Even though we raced back to Harold, he’d already lined up all our suitcases, ready to disembark, and was pulling at the newspaper around Caleb’s fish.
“Don’t touch that, it’s for Mum,” said Caleb.
Harold screwed up his nose and grimaced. “Lucky her.”
Passengers surged toward the exits, jamming corridors and doorways with children and bags, and we were swept along in the crush, too tired to resist. For almost a minute I was squashed up against Caleb, my nose in his hair, his buttocks pressed to my groin. Better than the other way round, I thought, and blushed at what I’d been thinking. Another surge set the crowd moving again, and I was shoved into an old man, all thoughts of any kind put out by his sour armpits and garlic breath.
For a moment I lost sight of Caleb and then he reappeared up ahead of me, leaning over the railing, searching for his mother in a sea of bobbing heads. Harold was on the gangway, struggling with his and Peggy’s suitcases, and I felt guilty that I hadn’t helped him. I spotted Pippa among the crowds on the wharf and made my way toward her. The others got to her first, while I was still on the gangway, which swayed from the combined weight of so many bodies. Caleb turned to look for me and tapped his mother on the shoulder and pointed in my direction. I waved, but Pippa didn’t wave back, or even smile, and I dropped my hand, already paranoid.
When I finally reached them, Caleb had just presented Pippa with the fish, which she held aloft, as though it were a trophy, before treating her son to a long bout of hair ruffling and kisses. “That’s enough, Mum,” he said, pushing her off.
Harold stepped forward to embrace his sister, and she stepped to one side to avoid him. “Hello, Harold,” she said, suddenly brittle. “Mummy can’t wait to see you.” She turned to me. “Suki, you look like death. You’ll fit right in with the crowd at the villa.” Her voice was strained, and she talked in a rush. “I’m afraid we can’t hang about. I’ve left Peggy alone with Elena and she’s probably knocked her out with her bells and smells by now.” She laughed fakely at her little joke and touched me briefly on the shoulder. “It’s a bit of a hike to the house, but if we’re lucky we might be able to hire a donkey.”
There was no donkey, just a backbreaking, thigh-burning climb up the steepest hill in Skyros with the midday sun drilling a hole in my skull. Pippa set the pace, trotting up ahead with Caleb and his bantamweight rucksack, while behind them, Harold and I dragged and shoved our suitcases as well as Peggy’s up the knotty, cobbled street. By the time we arrived at a low wooden door set into a white plaster wall, I had begun to wonder if perhaps this was all part of an elaborate punishment.
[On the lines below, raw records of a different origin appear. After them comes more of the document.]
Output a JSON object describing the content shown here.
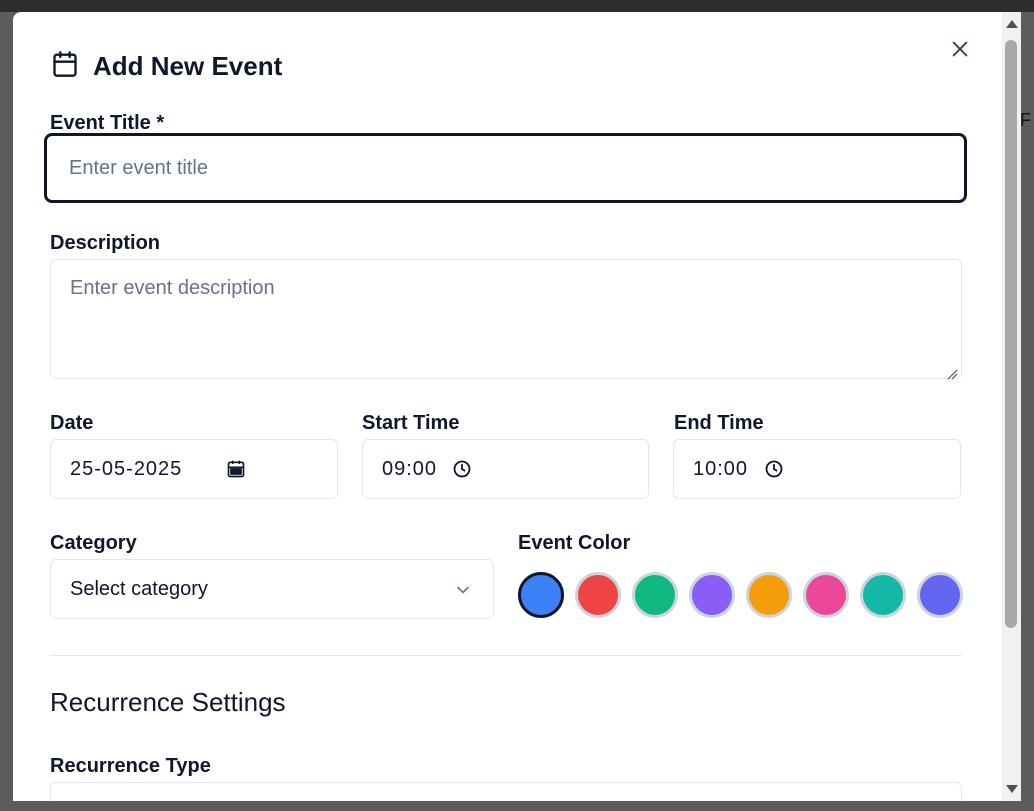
{
  "modal": {
    "title": "Add New Event",
    "title_icon": "calendar-icon",
    "close_icon": "close-icon"
  },
  "form": {
    "event_title": {
      "label": "Event Title *",
      "placeholder": "Enter event title",
      "value": ""
    },
    "description": {
      "label": "Description",
      "placeholder": "Enter event description",
      "value": ""
    },
    "date": {
      "label": "Date",
      "value": "25-05-2025",
      "icon": "calendar-icon"
    },
    "start_time": {
      "label": "Start Time",
      "value": "09:00",
      "icon": "clock-icon"
    },
    "end_time": {
      "label": "End Time",
      "value": "10:00",
      "icon": "clock-icon"
    },
    "category": {
      "label": "Category",
      "selected": "Select category",
      "icon": "chevron-down-icon"
    },
    "event_color": {
      "label": "Event Color",
      "selected_index": 0,
      "options": [
        "#3b82f6",
        "#ef4444",
        "#10b981",
        "#8b5cf6",
        "#f59e0b",
        "#ec4899",
        "#14b8a6",
        "#6366f1"
      ]
    }
  },
  "recurrence": {
    "section_title": "Recurrence Settings",
    "type_label": "Recurrence Type"
  },
  "background": {
    "partial_text": "F"
  }
}
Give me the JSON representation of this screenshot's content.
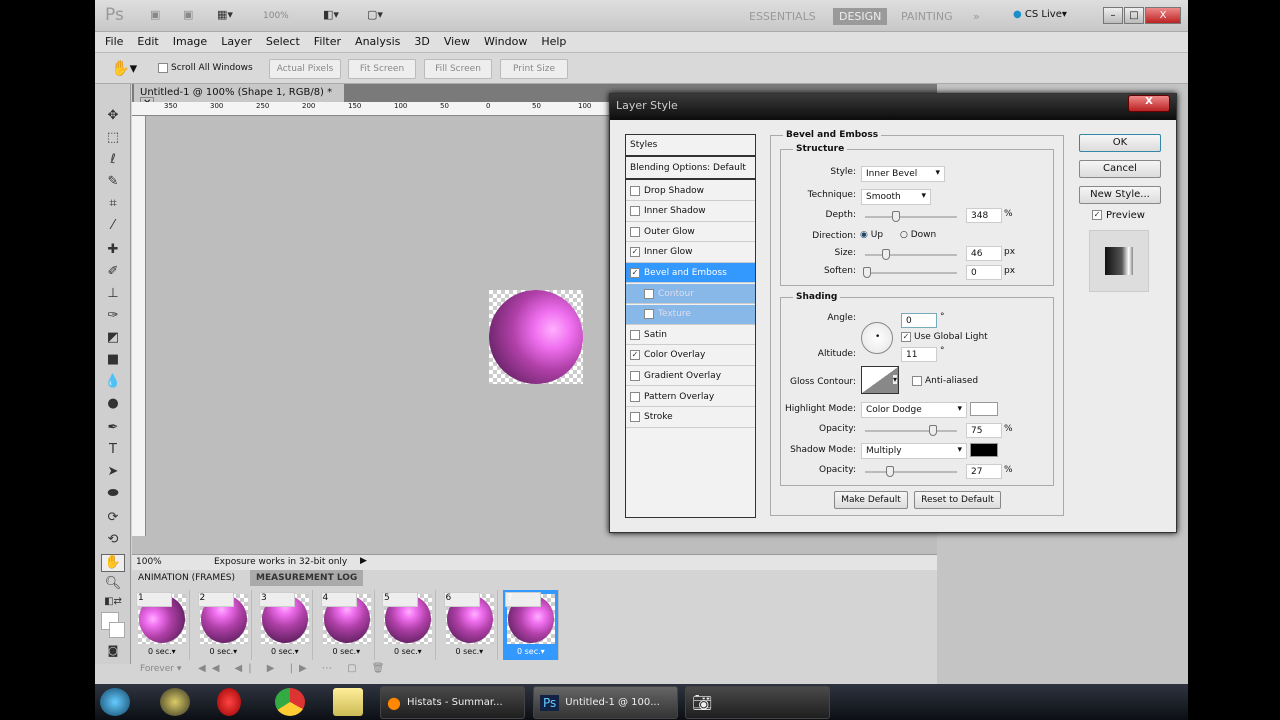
{
  "app": {
    "logo": "Ps",
    "zoom": "100%",
    "workspaces": [
      "ESSENTIALS",
      "DESIGN",
      "PAINTING"
    ],
    "active_workspace": "DESIGN",
    "more": "»",
    "cs_live": "CS Live"
  },
  "menu": [
    "File",
    "Edit",
    "Image",
    "Layer",
    "Select",
    "Filter",
    "Analysis",
    "3D",
    "View",
    "Window",
    "Help"
  ],
  "options": {
    "scroll_all": "Scroll All Windows",
    "buttons": [
      "Actual Pixels",
      "Fit Screen",
      "Fill Screen",
      "Print Size"
    ]
  },
  "document": {
    "tab": "Untitled-1 @ 100% (Shape 1, RGB/8) *",
    "ruler": [
      "350",
      "300",
      "250",
      "200",
      "150",
      "100",
      "50",
      "0",
      "50",
      "100"
    ],
    "zoom": "100%",
    "status": "Exposure works in 32-bit only"
  },
  "animation": {
    "tabs": [
      "ANIMATION (FRAMES)",
      "MEASUREMENT LOG"
    ],
    "frames": [
      {
        "n": "1",
        "d": "0 sec."
      },
      {
        "n": "2",
        "d": "0 sec."
      },
      {
        "n": "3",
        "d": "0 sec."
      },
      {
        "n": "4",
        "d": "0 sec."
      },
      {
        "n": "5",
        "d": "0 sec."
      },
      {
        "n": "6",
        "d": "0 sec."
      },
      {
        "n": "7",
        "d": "0 sec."
      }
    ],
    "selected_frame": 7,
    "loop": "Forever"
  },
  "dialog": {
    "title": "Layer Style",
    "close": "X",
    "styles_header": "Styles",
    "blending": "Blending Options: Default",
    "effects": [
      {
        "label": "Drop Shadow",
        "checked": false
      },
      {
        "label": "Inner Shadow",
        "checked": false
      },
      {
        "label": "Outer Glow",
        "checked": false
      },
      {
        "label": "Inner Glow",
        "checked": true
      },
      {
        "label": "Bevel and Emboss",
        "checked": true
      },
      {
        "label": "Contour",
        "checked": false
      },
      {
        "label": "Texture",
        "checked": false
      },
      {
        "label": "Satin",
        "checked": false
      },
      {
        "label": "Color Overlay",
        "checked": true
      },
      {
        "label": "Gradient Overlay",
        "checked": false
      },
      {
        "label": "Pattern Overlay",
        "checked": false
      },
      {
        "label": "Stroke",
        "checked": false
      }
    ],
    "section": "Bevel and Emboss",
    "structure": "Structure",
    "shading": "Shading",
    "style_label": "Style:",
    "style": "Inner Bevel",
    "technique_label": "Technique:",
    "technique": "Smooth",
    "depth_label": "Depth:",
    "depth": "348",
    "pct": "%",
    "direction_label": "Direction:",
    "up": "Up",
    "down": "Down",
    "direction": "Up",
    "size_label": "Size:",
    "size": "46",
    "px": "px",
    "soften_label": "Soften:",
    "soften": "0",
    "angle_label": "Angle:",
    "angle": "0",
    "deg": "°",
    "global_light": "Use Global Light",
    "altitude_label": "Altitude:",
    "altitude": "11",
    "gloss_label": "Gloss Contour:",
    "anti_aliased": "Anti-aliased",
    "highlight_label": "Highlight Mode:",
    "highlight": "Color Dodge",
    "highlight_color": "#ffffff",
    "opacity_label": "Opacity:",
    "highlight_opacity": "75",
    "shadow_label": "Shadow Mode:",
    "shadow": "Multiply",
    "shadow_color": "#000000",
    "shadow_opacity": "27",
    "make_default": "Make Default",
    "reset_default": "Reset to Default",
    "ok": "OK",
    "cancel": "Cancel",
    "new_style": "New Style...",
    "preview": "Preview"
  },
  "taskbar": {
    "tasks": [
      "Histats - Summar...",
      "Untitled-1 @ 100..."
    ]
  }
}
The door opened onto a courtyard paved with pebbles, with rooms that looked invitingly dark and cool off it on three sides. On the fourth side a low, whitewashed wall dropped away to a magnificent expanse of azure sea and sky, creating the illusion that it might be possible to dive off the wall and straight into the ocean. A fig tree grew in the corner of the courtyard, and I thought I was seeing things when a sort of troll hobbled out from under it and made a beeline for Caleb. It flung its arms around him and pinched his cheeks and clucked and cooed a string of Greek at him.
“This is Elena—Ari’s mother,” Pippa said, adding more quietly, “she doesn’t understand English, but I wouldn’t worry about that because she doesn’t seem to understand Greek either.” She patted her ears, which I took to mean the old woman was deaf, and excused herself to go and check on Peggy.
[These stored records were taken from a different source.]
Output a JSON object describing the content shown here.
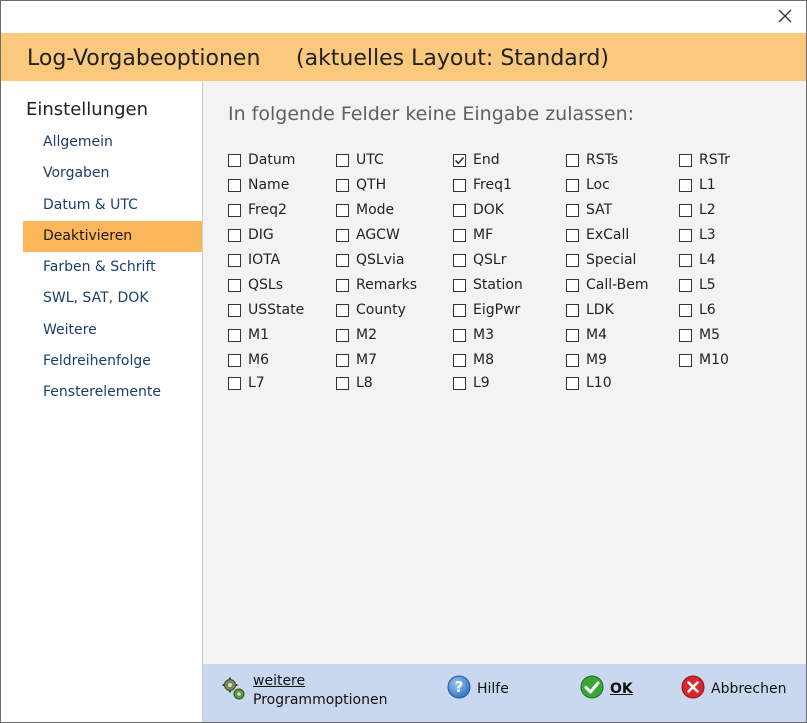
{
  "dialog": {
    "title": "Log-Vorgabeoptionen",
    "layout_label": "(aktuelles Layout: Standard)"
  },
  "sidebar": {
    "heading": "Einstellungen",
    "items": [
      {
        "label": "Allgemein"
      },
      {
        "label": "Vorgaben"
      },
      {
        "label": "Datum & UTC"
      },
      {
        "label": "Deaktivieren",
        "active": true
      },
      {
        "label": "Farben & Schrift"
      },
      {
        "label": "SWL, SAT, DOK"
      },
      {
        "label": "Weitere"
      },
      {
        "label": "Feldreihenfolge"
      },
      {
        "label": "Fensterelemente"
      }
    ]
  },
  "main": {
    "prompt": "In folgende Felder keine Eingabe zulassen:",
    "fields": [
      {
        "label": "Datum",
        "checked": false
      },
      {
        "label": "UTC",
        "checked": false
      },
      {
        "label": "End",
        "checked": true
      },
      {
        "label": "RSTs",
        "checked": false
      },
      {
        "label": "RSTr",
        "checked": false
      },
      {
        "label": "Name",
        "checked": false
      },
      {
        "label": "QTH",
        "checked": false
      },
      {
        "label": "Freq1",
        "checked": false
      },
      {
        "label": "Loc",
        "checked": false
      },
      {
        "label": "L1",
        "checked": false
      },
      {
        "label": "Freq2",
        "checked": false
      },
      {
        "label": "Mode",
        "checked": false
      },
      {
        "label": "DOK",
        "checked": false
      },
      {
        "label": "SAT",
        "checked": false
      },
      {
        "label": "L2",
        "checked": false
      },
      {
        "label": "DIG",
        "checked": false
      },
      {
        "label": "AGCW",
        "checked": false
      },
      {
        "label": "MF",
        "checked": false
      },
      {
        "label": "ExCall",
        "checked": false
      },
      {
        "label": "L3",
        "checked": false
      },
      {
        "label": "IOTA",
        "checked": false
      },
      {
        "label": "QSLvia",
        "checked": false
      },
      {
        "label": "QSLr",
        "checked": false
      },
      {
        "label": "Special",
        "checked": false
      },
      {
        "label": "L4",
        "checked": false
      },
      {
        "label": "QSLs",
        "checked": false
      },
      {
        "label": "Remarks",
        "checked": false
      },
      {
        "label": "Station",
        "checked": false
      },
      {
        "label": "Call-Bem",
        "checked": false
      },
      {
        "label": "L5",
        "checked": false
      },
      {
        "label": "USState",
        "checked": false
      },
      {
        "label": "County",
        "checked": false
      },
      {
        "label": "EigPwr",
        "checked": false
      },
      {
        "label": "LDK",
        "checked": false
      },
      {
        "label": "L6",
        "checked": false
      },
      {
        "label": "M1",
        "checked": false
      },
      {
        "label": "M2",
        "checked": false
      },
      {
        "label": "M3",
        "checked": false
      },
      {
        "label": "M4",
        "checked": false
      },
      {
        "label": "M5",
        "checked": false
      },
      {
        "label": "M6",
        "checked": false
      },
      {
        "label": "M7",
        "checked": false
      },
      {
        "label": "M8",
        "checked": false
      },
      {
        "label": "M9",
        "checked": false
      },
      {
        "label": "M10",
        "checked": false
      },
      {
        "label": "L7",
        "checked": false
      },
      {
        "label": "L8",
        "checked": false
      },
      {
        "label": "L9",
        "checked": false
      },
      {
        "label": "L10",
        "checked": false
      }
    ]
  },
  "footer": {
    "more_options_line1": "weitere",
    "more_options_line2": "Programmoptionen",
    "help_label": "Hilfe",
    "ok_label": "OK",
    "cancel_label": "Abbrechen"
  },
  "icons": {
    "close": "close-icon",
    "more_options": "gears-icon",
    "help": "help-icon",
    "ok": "check-icon",
    "cancel": "cancel-icon"
  },
  "colors": {
    "header_bg": "#fbc97e",
    "active_nav_bg": "#fbb65a",
    "content_bg": "#f3f3f3",
    "footer_bg": "#c9d7ef",
    "nav_text": "#1d3d6b"
  }
}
Elena put her knobbly hand around my waist and said, “New Zealand. Kalimera!”
“Thank you,” I said. “Your villa is lovely.”
Her face folded into a gummy smile and she quickly released me and whisked Caleb off toward one of the cool, dimly lit rooms. He had his arm around her too, and she fit snugly under his shoulder, the flag of her black head scarf peeping out over the top.
Seconds later Pippa reappeared, and Harold said, “It’s good to see you. You look great—so tan and healthy, not like us.”
We looked like refugees after three days in the back of a lorry, but I didn’t think Pippa looked much better. “I can’t think why,” she said, brushing off Harold’s compliment. “I’ve hardly been outside since we got here.”
“And how is Mother?” he said.
“Not good,” said Pippa. “She’s asleep at the moment, but we can pop in to see her if you like.”
Peggy had been set up in a small, airy room that overlooked the flat roofs of the village slopes. We stood in the doorway so as not to disturb her. She was asleep in a modern hospital bed, the sort that cantilevered in the middle, and Pippa whispered that they’d had to drag the sodding thing up the hill on the back of a donkey cart. The room smelled faintly of rubbing alcohol and disinfectant, and Pippa gestured to a small white tube that trailed out of Peggy’s arm and hooked onto a receptacle by the bed. “It’s a morphine pump,” she said. “Most of the time it knocks her out, but occasionally Lazarus rises from the bed and starts barking instructions.”